In randomized, double-blind clinical trials of a new vaccine, monkeys were randomly divided into two groups. Subjects in group 1 received the new vaccine while subjects in group 2 received a control vaccine. After the second dose, 132 of 452 subjects in the experimental group (group 1) experienced drowsiness as a side effect. After the second dose, 39 of 103 of the subjects in the control group (group 2) experienced drowsiness as a side effect. Does the evidence suggest that a different proportion of subjects in group 1 experienced drowsiness as a side effect than subjects in group 2 at the alpha=0.10 level of significance? Determine the null and alternative hypotheses. Choose the correct answer below. A. ^ H 0 : p 1 = 0 versus ^ H 0 : p 1 not = 0 B. ^ H 0 : p 1 = p 2 versus ^ H 1 : p 1 not = p 2 C. ^ H 0 : p 1 = p 2 versus ^ H 1 : p 1 < p 2 D. ^ H 0 : p 1 = p 2 versus ^ H 1 : p 1 > p 2 The test statistic z 0 is negative 1.73. (Round to two decimal places as needed.) The P-value is 0.084. (Round to three decimal places as needed.) What is the result of this hypothesis test? A. Reject the null hypothesis because there is not sufficient evidence to conclude that a different proportion of subjects in group 1 experienced drowsiness as a side effect than subjects in group 2 at the alpha=0.10 level of significance.

Answer 1

The appropriate null and alternative hypotheses are that the proportions of subjects experiencing drowsiness in the two groups are equal and not equal, respectively. With a test statistic of -1.73 and a P-value of 0.084 at an alpha level of 0.10, the null hypothesis is rejected, suggesting that the proportions are different.

Step-by-step explanation:

The null and alternative hypotheses are important elements for hypothesis testing in statistics. In this case, to verify whether the proportions of subjects experiencing drowsiness after receiving vaccines differ between the two groups, the appropriate hypotheses would be:

• Null hypothesis (H0): p1 = p2
• Alternative hypothesis (H1): p1 ≠ p2

Given the presented test statistic z0 of -1.73 and a P-value of 0.084 with an alpha level of significance of 0.10, we compare the P-value with alpha to make a decision:

• If P-value < alpha: Reject the null hypothesis.
• If P-value ≥ alpha: Do not reject the null hypothesis.

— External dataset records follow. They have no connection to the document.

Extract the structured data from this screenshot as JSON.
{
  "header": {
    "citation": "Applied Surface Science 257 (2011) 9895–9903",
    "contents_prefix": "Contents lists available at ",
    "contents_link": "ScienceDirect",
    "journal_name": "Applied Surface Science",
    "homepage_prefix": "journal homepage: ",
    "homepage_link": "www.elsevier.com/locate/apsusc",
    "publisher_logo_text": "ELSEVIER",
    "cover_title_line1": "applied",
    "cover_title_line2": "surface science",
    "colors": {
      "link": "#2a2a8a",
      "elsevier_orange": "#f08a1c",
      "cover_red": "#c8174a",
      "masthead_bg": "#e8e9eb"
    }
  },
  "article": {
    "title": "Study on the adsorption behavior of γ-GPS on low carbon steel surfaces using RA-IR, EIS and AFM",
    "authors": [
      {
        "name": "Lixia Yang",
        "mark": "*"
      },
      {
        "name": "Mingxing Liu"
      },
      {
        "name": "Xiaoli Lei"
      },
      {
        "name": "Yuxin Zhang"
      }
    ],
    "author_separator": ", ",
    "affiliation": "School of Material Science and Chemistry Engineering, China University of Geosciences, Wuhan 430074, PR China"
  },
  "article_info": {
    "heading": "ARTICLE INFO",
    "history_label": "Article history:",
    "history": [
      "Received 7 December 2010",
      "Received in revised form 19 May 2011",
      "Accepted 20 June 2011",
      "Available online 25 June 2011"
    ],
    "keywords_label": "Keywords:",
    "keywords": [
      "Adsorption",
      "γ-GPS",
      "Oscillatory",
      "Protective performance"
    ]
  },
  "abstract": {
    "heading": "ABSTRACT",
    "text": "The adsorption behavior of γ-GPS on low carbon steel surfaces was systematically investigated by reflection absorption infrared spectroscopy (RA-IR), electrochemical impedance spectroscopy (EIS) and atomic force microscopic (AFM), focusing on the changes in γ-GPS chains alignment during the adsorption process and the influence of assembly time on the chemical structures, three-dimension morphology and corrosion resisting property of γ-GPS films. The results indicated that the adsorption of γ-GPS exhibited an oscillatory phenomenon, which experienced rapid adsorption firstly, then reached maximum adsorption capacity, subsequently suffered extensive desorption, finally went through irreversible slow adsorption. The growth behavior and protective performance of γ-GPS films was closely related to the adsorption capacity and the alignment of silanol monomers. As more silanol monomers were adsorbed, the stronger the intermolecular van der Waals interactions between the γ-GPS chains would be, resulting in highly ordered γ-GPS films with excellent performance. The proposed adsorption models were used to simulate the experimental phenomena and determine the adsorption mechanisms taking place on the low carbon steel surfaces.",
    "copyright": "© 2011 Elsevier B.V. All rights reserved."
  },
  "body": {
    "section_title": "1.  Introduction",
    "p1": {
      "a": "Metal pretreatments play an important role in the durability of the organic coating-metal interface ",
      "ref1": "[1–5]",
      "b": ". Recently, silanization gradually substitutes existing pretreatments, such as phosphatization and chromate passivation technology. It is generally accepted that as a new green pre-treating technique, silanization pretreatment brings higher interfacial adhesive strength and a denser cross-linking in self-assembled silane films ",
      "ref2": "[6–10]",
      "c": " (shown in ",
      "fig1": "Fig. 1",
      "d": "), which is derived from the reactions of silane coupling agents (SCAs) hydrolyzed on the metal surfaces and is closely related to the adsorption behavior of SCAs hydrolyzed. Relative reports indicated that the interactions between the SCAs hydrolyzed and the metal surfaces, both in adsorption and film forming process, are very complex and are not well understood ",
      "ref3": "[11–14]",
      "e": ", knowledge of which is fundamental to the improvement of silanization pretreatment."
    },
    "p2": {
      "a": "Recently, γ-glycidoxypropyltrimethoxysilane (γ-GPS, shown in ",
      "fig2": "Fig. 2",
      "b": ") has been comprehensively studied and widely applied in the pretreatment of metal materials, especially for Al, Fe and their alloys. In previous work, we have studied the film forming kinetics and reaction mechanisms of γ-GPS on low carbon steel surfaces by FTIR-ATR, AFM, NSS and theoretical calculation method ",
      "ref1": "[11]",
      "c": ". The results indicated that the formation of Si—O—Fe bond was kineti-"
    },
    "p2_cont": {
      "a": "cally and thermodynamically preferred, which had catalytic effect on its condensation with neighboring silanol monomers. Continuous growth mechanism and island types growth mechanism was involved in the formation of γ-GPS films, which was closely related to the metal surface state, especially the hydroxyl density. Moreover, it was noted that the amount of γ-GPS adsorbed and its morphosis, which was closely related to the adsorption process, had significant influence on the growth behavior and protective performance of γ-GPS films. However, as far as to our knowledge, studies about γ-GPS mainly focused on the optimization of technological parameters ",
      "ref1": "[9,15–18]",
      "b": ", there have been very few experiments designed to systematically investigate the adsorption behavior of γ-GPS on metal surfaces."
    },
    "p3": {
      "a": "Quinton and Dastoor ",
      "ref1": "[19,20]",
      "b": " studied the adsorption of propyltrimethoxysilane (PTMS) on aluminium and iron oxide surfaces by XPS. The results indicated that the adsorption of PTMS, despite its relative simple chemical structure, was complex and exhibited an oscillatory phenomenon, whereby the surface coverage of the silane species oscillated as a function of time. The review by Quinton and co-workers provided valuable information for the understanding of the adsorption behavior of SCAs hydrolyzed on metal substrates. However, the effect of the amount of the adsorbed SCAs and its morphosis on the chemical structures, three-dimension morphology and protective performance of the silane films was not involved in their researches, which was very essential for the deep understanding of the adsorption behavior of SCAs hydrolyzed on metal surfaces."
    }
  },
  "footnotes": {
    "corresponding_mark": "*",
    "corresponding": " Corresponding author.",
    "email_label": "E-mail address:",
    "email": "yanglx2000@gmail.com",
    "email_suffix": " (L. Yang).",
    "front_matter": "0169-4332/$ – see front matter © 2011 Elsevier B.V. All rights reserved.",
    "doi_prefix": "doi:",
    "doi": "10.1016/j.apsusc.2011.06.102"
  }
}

Since the P-value of 0.084 is less than the significance level of 0.10, the decision would be to reject the null hypothesis. This means there is sufficient evidence at the alpha=0.10 level to suggest that the proportion of subjects experiencing drowsiness in group 1 is different from group 2.

Answer 2

The correct answer is B.

Therefore the appropiate null and alternative hypothesis are the following:

. H 0 : p 1 = p 2

H 1 : p 1 ≠ p 2

The aim of the test would be to conclude whether H0 should be rejected or not at a 10% significance level.

In this case a billateral significance test needs to be conducted, as such a test consists on testing the equality of the test value with a given value. In this case the H0 would be rejected if the test value is significanly different, both in the case that it is superior or inferior.

On the contrary, an unilateral significance test would have been conducted if aiming to check whether a value is superior or equal to the test value (left unilateral) or inferior or equal to this value (right unilateral).

Then, the result of the test is the one stated: rejecting H0 at the 10% significance level.